From the above therefore, one can say that the 2011 election seemed to have changed the direction of Uganda’s politics. First, Museveni’s percentage vote had declined in every election; from 75 percent in 1996 to 69 percent in 2001 and further to 59 percent in 2006. His absolute vote had also fallen from 5.1million in 2001 to 4.1 million in 2006. This had created hope that at least there was a chance the president could be democratically removed. However, in 2011, his support went up by 10 percentage points – to 68 percent and his absolute vote increased from 4.1m to 5.4 million.
The opposition in Uganda missed this changing dynamic in spite of several indicators that the political ground was shifting. All previous general elections had been preceded by defections from the NRM to the opposition. In 1996 it was Paul Ssemogerere and his allies in the Democratic Party. In 2001, it was Kizza Besigye with the firebrands of NRM. Then 2006 saw the largest exodus of key pillars from NRM to the opposition – Eriya Kategaya, Mugisha Muntu, Amanya Mushega, Bidandi Ssali, Richard Kaijuka, David Pulkol, John Kazora, Miria Matembe, Sarah Kiyingi and Mathew Rukikaire.

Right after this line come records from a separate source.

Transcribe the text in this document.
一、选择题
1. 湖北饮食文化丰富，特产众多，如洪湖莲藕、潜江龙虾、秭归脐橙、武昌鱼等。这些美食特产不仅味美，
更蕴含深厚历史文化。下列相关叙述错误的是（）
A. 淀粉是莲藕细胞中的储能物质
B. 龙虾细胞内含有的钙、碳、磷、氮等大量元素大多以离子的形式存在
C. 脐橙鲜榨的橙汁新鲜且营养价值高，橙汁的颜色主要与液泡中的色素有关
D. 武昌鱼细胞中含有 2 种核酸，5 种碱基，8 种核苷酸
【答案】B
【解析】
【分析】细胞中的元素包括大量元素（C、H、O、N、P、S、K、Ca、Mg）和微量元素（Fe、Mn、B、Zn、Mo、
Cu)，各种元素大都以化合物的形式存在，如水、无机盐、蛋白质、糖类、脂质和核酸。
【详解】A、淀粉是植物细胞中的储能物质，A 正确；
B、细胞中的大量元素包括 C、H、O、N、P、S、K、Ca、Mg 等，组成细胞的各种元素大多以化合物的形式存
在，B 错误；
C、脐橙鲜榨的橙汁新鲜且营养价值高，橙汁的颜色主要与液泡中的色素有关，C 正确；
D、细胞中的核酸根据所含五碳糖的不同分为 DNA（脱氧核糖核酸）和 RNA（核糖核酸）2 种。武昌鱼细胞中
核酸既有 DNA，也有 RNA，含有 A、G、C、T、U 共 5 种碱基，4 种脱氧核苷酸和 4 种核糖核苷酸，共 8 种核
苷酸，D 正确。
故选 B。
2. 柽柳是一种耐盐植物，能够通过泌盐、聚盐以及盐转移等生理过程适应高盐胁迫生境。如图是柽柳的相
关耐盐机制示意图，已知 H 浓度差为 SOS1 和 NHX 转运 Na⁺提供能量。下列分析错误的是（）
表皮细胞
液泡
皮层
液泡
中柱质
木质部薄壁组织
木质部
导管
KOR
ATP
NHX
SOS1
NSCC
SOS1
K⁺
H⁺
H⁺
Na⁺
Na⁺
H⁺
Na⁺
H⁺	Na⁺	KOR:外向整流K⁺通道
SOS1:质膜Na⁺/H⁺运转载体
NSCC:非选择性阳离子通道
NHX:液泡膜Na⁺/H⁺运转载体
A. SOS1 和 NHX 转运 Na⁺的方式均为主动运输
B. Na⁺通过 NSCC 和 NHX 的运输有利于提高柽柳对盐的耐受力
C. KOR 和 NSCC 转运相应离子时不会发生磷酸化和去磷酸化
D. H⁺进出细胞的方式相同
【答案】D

Yet the period preceding 2011 saw a reverse trend as key opposition politicians like Chris Rwakasisi, Badru Wegulo, Jacob Oulanyah, Osindek Wangor, Henry Mayiga, John Butime, Alex Onzima, Agnes Okiror (former woman MP for Kumi0, Rhoda Acen (former woman MP for Amuria) etc joined the ruling party. People like Kategaya, Kaijuka, Matembe, Rukikaire, Mushega who had supported the FDC directly and indirectly were now absent from the campaign to topple Museveni.
Yet Museveni’s victory in 2011 was double-edged. On the one hand it seems to have demoralised many opposition supporters thereby making them cynical and apathetic about politics. Indeed, it may even have made some join the NRM in resignation – “if we cannot beat them, let us join them”. Yet on the other hand, this defeat also seems to have radicalised Museveni critics who now believe there is almost no possibility of changing government democratically. This radicalised group, largely led by Dr. Kizza Besigye, has now opted for civil protest to promote regime change.
Therefore, a tendency towards an Arab Spring exists in Uganda but largely as a marginal force. For it to become mainstream Museveni needs to make grievous mistakes that create prolonged economic hardship (just like sky the rocketing inflation we saw last year) followed by reduced economic growth. Adverse conditions like these would play into the hands of those seeking to lead social unrest, forcing government to respond with increased repression. This would most likely harden its opponents while drawing many more Ugandans unto the streets.
For now, the chances of prolonged economic decline and repression seem low but possible. If Museveni regains the economic initiative, controls inflation and gets growth back to above 6.5 percent, he may stave off mass unrest at the price of producing more restless, unemployed yet educated urban youth. Under such good economic circumstances, political frustration would continually be mitigated by the availability of many avenues to voice dissent – newspapers, radio and television talk shows, civil society and political party activism. Thus, change may have to come within the existing political arrangements rather than by dismantling them first.
Therefore, while one cannot rule out the possibility or probability of an Arab Spring kind of insurrection in Uganda, one also has to be more sceptical about it. Yet Besigye seems to have concluded the opposite: That he needs to bring about change by shifting from FDC to For God and Country (4GC). It seems to me that the most prudent approach is to improve the organisational effectiveness of FDC and move its main thrust from the fanatical fringe of the political debate to the political centre in order to appeal to a larger body of Ugandans.